Nixon juga mengungkapkan bahwa BTN berencana untuk menyelenggarakan dua agenda olahraga internasional, yakni BTN Jakarta International Marathon 2026 dan Jakarta International Criterium, sebagai bagian dari komitmen mereka mendukung transformasi Jakarta menuju kota global.
Direktur Utama PT Jakarta Propertindo (Jakpro), Iwan Takwin, menambahkan bahwa JPO yang menghubungkan JIS dan Ancol dirancang dengan total panjang 466 meter dan lebar 6,6 meter. Fasilitas ini terdiri atas jembatan beton bertulang dan baja sepanjang 166 meter serta jalur pedestrian sepanjang 300 meter.
Iwan Takwin berharap dengan adanya JPO ini, kenyamanan pengunjung JIS dan Ancol akan meningkat, sekaligus mendorong pertumbuhan ekonomi Jakarta Utara melalui konektivitas yang lebih baik.
Pembangunan JPO ini juga sejalan dengan upaya Pemprov DKI Jakarta untuk meningkatkan integrasi transportasi di kawasan tersebut.

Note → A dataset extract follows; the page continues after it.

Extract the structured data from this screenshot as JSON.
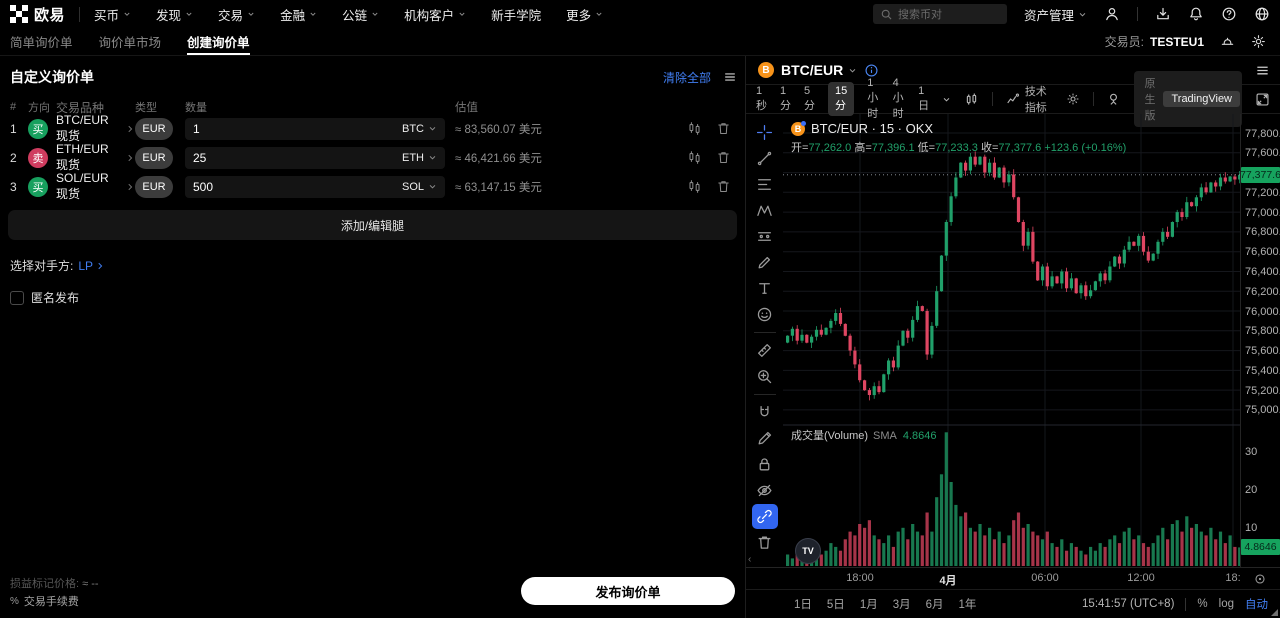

Dengan adanya akses KRL, Transjakarta, dan MRT, JIS dan Ancol diharapkan dapat menjadi kawasan yang lebih terhubung dan siap bersaing di tingkat internasional.
Kehadiran JPO ini juga diharapkan tidak hanya memberikan manfaat besar bagi kawasan Ancol dan JIS, tetapi juga menjadi bagian dari upaya lebih besar untuk mewujudkan Jakarta yang lebih terintegrasi, dinamis, dan modern.